I’ve never seen or spoken to him since. I sometimes think I dreamed him up. I close my eyes and in an instant I can feel him and hear him again; I’m back in the apartment in 2002, in the armchair, wrapped in his arms with my head on his chest. Whenever I feel the night time summer breeze caress my shoulders, I’m sitting on the hood of that car again, fantasizing about my sweet, sweet Black John, whose voice filled my ears like a Nubian siren.
Sweet Prince of the ghetto…
This summer was one of my first summers as a truly single woman. I made the decision to remain consciously single, and to spend some time consciously loving myself. One of the conversations I had with BJ that has always stuck with me was centered around me learning, understanding and loving myself.
I still remember him asking me, “How can you expect a man to love you when you don’t know how to love yourself? How is he supposed to know what to do to please you when you have no idea how to please yourself? How is he going to give you an orgasm when you don’t know how to give yourself one? He’s not going to know, and you won’t know what to tell him. You have to learn yourself. Learn yourself first and then you’ll have something to teach the world.”
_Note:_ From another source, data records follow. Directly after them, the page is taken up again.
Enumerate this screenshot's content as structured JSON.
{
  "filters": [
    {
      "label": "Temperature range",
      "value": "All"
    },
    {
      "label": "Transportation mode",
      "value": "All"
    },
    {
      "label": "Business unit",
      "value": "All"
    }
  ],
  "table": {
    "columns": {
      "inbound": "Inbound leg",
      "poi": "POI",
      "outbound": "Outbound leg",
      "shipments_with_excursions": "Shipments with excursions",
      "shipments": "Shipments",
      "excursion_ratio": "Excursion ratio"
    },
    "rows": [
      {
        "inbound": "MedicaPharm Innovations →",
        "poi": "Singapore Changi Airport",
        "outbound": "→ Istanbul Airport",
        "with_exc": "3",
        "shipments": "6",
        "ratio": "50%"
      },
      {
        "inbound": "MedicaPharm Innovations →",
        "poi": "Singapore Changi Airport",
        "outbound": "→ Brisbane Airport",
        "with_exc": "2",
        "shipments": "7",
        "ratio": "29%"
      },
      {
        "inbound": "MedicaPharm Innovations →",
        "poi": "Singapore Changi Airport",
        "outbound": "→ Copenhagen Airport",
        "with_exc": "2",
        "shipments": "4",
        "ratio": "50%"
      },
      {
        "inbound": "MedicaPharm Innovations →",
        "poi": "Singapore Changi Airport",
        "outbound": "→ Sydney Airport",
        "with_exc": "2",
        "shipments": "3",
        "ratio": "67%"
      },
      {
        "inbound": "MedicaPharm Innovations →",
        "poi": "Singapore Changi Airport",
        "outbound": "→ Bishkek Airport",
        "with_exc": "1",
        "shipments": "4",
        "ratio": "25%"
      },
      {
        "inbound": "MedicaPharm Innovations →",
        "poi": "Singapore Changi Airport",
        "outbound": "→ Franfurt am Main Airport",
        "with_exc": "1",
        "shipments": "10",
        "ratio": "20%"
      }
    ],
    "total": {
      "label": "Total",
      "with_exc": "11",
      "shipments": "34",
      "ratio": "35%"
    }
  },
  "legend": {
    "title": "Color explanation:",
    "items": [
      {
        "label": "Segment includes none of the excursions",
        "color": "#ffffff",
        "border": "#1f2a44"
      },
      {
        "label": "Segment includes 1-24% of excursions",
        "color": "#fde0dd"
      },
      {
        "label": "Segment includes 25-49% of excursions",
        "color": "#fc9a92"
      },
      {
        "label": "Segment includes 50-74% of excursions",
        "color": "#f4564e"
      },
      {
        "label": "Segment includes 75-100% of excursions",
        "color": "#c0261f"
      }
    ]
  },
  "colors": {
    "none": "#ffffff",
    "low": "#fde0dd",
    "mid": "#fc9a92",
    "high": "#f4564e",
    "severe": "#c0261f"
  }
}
Ironic then, that I never had to tell him anything and yet he seemed to always know what I wanted and needed and with the exception of maybe a couple things, he was an expert in pleasing me. Unconsciously, after that I lived expecting the men in my life to instinctively know what I wanted and demanding that they deliver by reading my mind..or perhaps some novel…or possibly by watching The Notebook & The Time Traveler’s Wife…
I crave the ease of that relationship today, the deep, unspoken connection I felt with him, the way he always left me satisfied- physically, emotionally and spiritually. So many years later, I still remember how being with him made me feel even though I can hardly remember what he looks like. It’s possible that I’ve seen him on the street or on the train since then and completely overlooked my long-ago lover. But I will never forget the way he made me feel, and the conversations that stirred my heart and my passions so many years ago. I will never forget the many, many things he taught me, the secrets he unlocked inside my soul for me to find so many years later.
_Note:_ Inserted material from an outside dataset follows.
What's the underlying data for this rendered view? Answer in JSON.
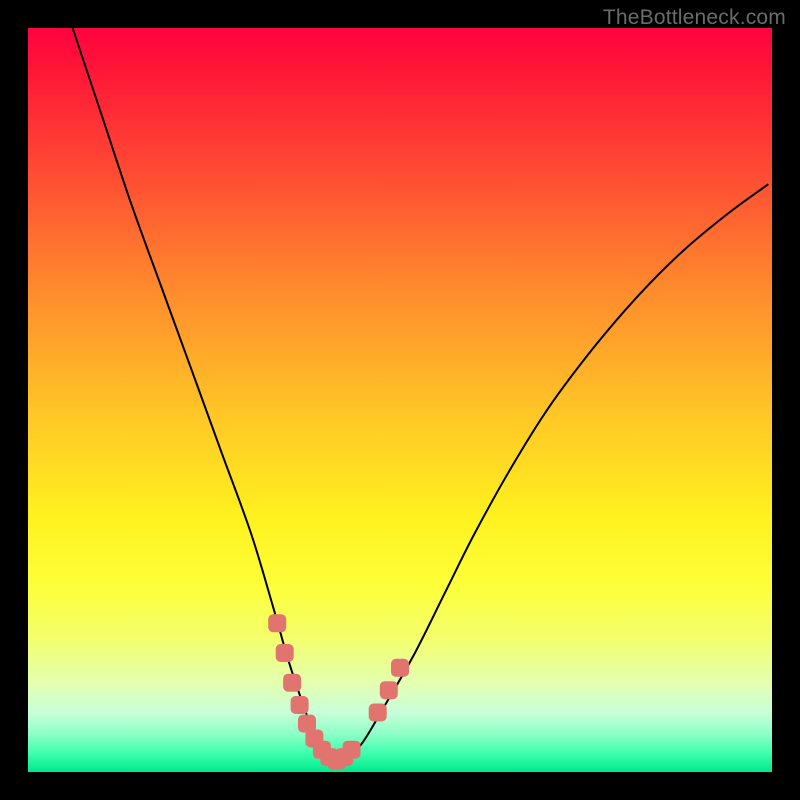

And this summer, I spent my time and energy loving myself, caring for me- spending time exploring my body and examining my physical, mental and spiritual health, filling my heart in anticipation of meeting my soul partner, the one with whom I will spend the rest of my life- because I know deep within my soul that he is coming. He is the lover of my soul, the one whom my soul loves, and I am excited to meet him. Summer in the western hemisphere may be almost over, but for me, it is just beginning.